Перед мародерами, которым была дарована привилегия безграничного и открытого грабежа, русские, как крестьяне, так и дворяне, бежали на восток. Много раз авангард, спеша воспользоваться выгодой своего положения, подъезжал к воротам какого-нибудь помещичьего дома и, выломав двери, находил его пустым: мебель была уничтожена, запасы сожжены, вино вылито.
То же самое творилось и в крестьянских избах. Некоторые, наиболее ревностные, срывали даже солому с крыш и жгли ее. И на тот случай, если бы грабители принесли с собой зерно, все мельницы были разрушены.
Это было что-то новое для завоевателей. Это было непривычно для Наполеона, которого так часто встречали на полдороге; который знал, что люди, из алчности, с радостью уступают одну половину своего имущества, чтобы сохранить вторую. Наполеон знал, что многие, вместо того чтобы помочь соседу поймать вора, присоединятся к нему, чтобы он поделился с ними добычей, громко заявляя при этом, что они вынуждены были уступить силе.
Но так как каждый человек судит, руководствуясь собственным светом, то даже самый великий должен в конце концов очутиться в темноте. Ни один европеец никогда не поймет русских.
Наполеон думал, что русские поступят так, как неизменно поступали все его неприятели. Он думал, что, подобно его собственному народу, они окажутся крайне самоуверенными и начнут подстрекать друг друга к великим подвигам громкими словами и бесчисленным хвастовством. Но русские страдают отсутствием самоуверенности, они скорее застенчивы, чем слишком бойки, мечтательны, чем пылки. Наполеон думал, что русские начнут очень блистательно, а кончат компромиссом. Этот компромисс сперва не придется им по сердцу, но затем они примирятся с ним.

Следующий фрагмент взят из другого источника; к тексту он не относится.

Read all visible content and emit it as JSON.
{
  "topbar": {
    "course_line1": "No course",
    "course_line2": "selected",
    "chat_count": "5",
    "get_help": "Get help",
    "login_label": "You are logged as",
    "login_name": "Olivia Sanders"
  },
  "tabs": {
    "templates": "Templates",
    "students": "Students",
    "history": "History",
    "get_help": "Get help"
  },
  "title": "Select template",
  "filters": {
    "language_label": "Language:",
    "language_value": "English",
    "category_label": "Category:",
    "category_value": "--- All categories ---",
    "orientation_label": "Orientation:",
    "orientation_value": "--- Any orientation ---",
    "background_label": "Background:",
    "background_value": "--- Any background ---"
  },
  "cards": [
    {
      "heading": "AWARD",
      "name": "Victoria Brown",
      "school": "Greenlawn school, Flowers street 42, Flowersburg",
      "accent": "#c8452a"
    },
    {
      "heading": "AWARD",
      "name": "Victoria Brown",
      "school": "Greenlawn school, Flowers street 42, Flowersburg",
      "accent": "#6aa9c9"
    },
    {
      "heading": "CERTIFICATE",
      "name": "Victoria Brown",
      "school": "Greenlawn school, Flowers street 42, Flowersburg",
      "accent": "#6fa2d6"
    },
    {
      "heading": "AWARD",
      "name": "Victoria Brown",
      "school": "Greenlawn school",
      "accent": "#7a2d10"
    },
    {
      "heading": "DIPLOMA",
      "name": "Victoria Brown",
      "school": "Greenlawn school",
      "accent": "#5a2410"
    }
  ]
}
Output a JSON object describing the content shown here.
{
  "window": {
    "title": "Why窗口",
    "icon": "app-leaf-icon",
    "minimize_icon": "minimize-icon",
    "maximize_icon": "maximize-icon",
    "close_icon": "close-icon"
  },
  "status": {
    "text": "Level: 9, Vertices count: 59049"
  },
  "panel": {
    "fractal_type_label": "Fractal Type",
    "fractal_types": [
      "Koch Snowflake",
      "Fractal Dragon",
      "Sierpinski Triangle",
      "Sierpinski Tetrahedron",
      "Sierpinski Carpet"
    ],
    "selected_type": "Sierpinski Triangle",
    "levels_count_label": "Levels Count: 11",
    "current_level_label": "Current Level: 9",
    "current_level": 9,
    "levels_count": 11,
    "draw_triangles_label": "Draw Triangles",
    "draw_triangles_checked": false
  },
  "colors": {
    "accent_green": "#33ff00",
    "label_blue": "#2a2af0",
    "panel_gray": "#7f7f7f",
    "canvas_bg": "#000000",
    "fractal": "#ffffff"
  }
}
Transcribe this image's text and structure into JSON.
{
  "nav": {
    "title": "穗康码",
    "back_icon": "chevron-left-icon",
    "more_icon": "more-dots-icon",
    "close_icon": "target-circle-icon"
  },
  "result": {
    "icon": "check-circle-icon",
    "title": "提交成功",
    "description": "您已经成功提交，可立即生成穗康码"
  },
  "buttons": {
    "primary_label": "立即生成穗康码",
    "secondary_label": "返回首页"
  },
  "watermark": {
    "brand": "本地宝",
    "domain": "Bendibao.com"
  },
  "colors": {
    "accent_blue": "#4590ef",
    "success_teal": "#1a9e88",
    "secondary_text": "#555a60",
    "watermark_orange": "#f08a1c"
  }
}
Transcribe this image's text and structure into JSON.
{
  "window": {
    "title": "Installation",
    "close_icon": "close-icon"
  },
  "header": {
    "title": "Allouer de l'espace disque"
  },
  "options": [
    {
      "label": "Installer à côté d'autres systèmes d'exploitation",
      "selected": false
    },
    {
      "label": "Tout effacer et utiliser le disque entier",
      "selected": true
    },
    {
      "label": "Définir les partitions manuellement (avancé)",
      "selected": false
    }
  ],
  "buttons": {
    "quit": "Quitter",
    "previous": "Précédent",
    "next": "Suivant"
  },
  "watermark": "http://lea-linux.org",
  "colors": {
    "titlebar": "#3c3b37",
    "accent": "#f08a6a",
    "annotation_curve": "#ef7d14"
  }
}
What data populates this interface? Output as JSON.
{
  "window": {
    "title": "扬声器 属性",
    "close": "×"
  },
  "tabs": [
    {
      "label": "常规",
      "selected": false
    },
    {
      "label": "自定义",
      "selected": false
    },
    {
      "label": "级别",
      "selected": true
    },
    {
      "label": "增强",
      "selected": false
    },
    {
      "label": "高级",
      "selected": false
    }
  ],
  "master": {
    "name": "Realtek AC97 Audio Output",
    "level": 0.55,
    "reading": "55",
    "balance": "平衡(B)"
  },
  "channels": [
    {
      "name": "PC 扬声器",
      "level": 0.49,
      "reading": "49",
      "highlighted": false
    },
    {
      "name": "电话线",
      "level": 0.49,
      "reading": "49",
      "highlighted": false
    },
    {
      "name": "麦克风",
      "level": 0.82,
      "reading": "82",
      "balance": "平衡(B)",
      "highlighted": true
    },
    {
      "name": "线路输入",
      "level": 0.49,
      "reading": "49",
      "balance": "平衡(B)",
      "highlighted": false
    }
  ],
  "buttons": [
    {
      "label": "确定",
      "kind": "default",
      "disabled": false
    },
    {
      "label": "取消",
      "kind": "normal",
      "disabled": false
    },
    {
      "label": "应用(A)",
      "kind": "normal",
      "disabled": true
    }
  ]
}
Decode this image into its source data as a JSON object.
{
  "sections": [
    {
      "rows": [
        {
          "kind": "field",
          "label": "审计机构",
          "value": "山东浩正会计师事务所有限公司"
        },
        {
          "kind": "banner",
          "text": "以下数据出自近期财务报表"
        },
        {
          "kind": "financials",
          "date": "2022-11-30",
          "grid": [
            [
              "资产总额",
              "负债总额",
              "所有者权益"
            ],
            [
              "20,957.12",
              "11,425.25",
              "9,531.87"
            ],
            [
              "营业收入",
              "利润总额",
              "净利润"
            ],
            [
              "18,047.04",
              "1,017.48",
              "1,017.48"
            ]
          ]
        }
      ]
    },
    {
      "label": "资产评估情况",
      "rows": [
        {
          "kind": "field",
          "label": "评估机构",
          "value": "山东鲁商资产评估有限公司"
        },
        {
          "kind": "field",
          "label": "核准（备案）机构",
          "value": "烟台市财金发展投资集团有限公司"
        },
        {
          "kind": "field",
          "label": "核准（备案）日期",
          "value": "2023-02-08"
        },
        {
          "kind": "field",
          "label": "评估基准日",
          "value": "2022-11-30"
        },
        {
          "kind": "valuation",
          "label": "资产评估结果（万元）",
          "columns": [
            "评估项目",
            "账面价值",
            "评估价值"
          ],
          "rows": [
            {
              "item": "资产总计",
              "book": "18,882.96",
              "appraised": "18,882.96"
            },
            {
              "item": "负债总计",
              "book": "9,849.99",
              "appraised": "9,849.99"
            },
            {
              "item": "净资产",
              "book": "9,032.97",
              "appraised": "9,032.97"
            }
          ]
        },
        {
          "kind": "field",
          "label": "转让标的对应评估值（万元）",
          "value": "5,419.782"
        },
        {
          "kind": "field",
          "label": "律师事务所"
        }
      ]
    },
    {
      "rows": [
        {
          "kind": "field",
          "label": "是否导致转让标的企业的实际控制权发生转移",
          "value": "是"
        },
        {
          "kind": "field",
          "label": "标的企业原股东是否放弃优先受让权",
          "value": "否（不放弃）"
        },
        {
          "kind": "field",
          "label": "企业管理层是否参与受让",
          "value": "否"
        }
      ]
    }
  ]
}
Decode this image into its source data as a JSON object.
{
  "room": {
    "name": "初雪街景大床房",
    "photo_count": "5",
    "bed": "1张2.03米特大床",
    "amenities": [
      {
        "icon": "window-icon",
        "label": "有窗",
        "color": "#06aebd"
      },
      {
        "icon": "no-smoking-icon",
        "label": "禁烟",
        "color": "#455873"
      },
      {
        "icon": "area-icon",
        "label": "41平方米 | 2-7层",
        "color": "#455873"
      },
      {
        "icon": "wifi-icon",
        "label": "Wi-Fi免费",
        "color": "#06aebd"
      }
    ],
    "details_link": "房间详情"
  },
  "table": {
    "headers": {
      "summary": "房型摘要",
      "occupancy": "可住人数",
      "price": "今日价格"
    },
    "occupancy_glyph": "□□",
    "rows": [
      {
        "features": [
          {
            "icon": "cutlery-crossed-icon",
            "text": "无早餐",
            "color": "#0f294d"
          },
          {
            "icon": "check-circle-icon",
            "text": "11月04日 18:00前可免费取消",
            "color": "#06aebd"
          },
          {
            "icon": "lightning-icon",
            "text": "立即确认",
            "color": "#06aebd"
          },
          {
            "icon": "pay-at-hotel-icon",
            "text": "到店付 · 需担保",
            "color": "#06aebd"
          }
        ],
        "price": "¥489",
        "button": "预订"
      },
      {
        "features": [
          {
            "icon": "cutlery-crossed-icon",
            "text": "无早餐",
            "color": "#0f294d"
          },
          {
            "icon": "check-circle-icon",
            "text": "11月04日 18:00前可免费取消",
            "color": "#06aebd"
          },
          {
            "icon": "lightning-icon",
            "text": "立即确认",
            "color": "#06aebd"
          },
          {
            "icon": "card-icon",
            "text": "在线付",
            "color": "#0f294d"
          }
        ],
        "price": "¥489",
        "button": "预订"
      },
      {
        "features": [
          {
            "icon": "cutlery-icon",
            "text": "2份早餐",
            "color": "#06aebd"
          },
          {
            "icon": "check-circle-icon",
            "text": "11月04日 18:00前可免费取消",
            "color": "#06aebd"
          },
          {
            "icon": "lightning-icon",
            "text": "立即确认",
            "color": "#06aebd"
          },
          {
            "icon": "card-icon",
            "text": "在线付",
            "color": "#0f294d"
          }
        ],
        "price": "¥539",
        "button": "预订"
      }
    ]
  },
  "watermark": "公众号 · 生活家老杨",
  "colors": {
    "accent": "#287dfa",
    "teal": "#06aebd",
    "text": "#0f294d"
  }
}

– На этих равнинах обитают дикие люди, – сказал он. – Первобытный и нелепый инстинкт заставляет их разрушать свою собственность ради того, чтобы стеснить нас. Когда мы подойдем к Москве, то увидим, что более цивилизованные жители ближних к ней селений, расслабленные легкой жизнью, не бросят своих владений, но будут торговать с нами и окажутся жертвами нашего могущества.
И армия поверила ему. Она всегда верила ему. Воистину вера передвигает горы. Она двигала четыреста тысяч человек без припасов по опустошенной стране.
И теперь, около златоглавой столицы, армия окончательно оголодала. Кроме того, солдаты были одеты в лохмотья. Они шли тремя колоннами, которые должны были сойтись у столицы гибельной для них страны, а перед этими колоннами летели казаки, всячески мешавшие продвижению вперед.
На холме, над веселой долиной Москвы-реки, завоевателям открылась неожиданная картина. Москва не была окружена никакими другими стенами. Город, сверкавший при солнечном свете, как в какой-нибудь арабской сказке, был безмолвен. Казаки исчезли, за исключением тех, которые окружали Кремль, возвышавшийся над рекой.
Армия сделала привал, между тем как адъютанты рассыпались во все стороны на своих усталых лошадях. Шарль Даррагон, обожженный солнцем, покрытый пылью, охрипший от криков ликования, был в первых рядах. Он осматривался по сторонам, отыскивая Казимира и не находя его. Шарль не видел своего начальника со времени Бородинского боя, так как сейчас состоял при штабе принца Евгения, который понес большие потери у реки Калуги.
Армия всегда делала привал перед осажденным городом, ожидая покорного прихода побежденных. Обыкновенно приходил мэр в сопровождении своих советников и заявлял, что их войска покинули город, который теперь просит позволения ему сдаться на милость победителя.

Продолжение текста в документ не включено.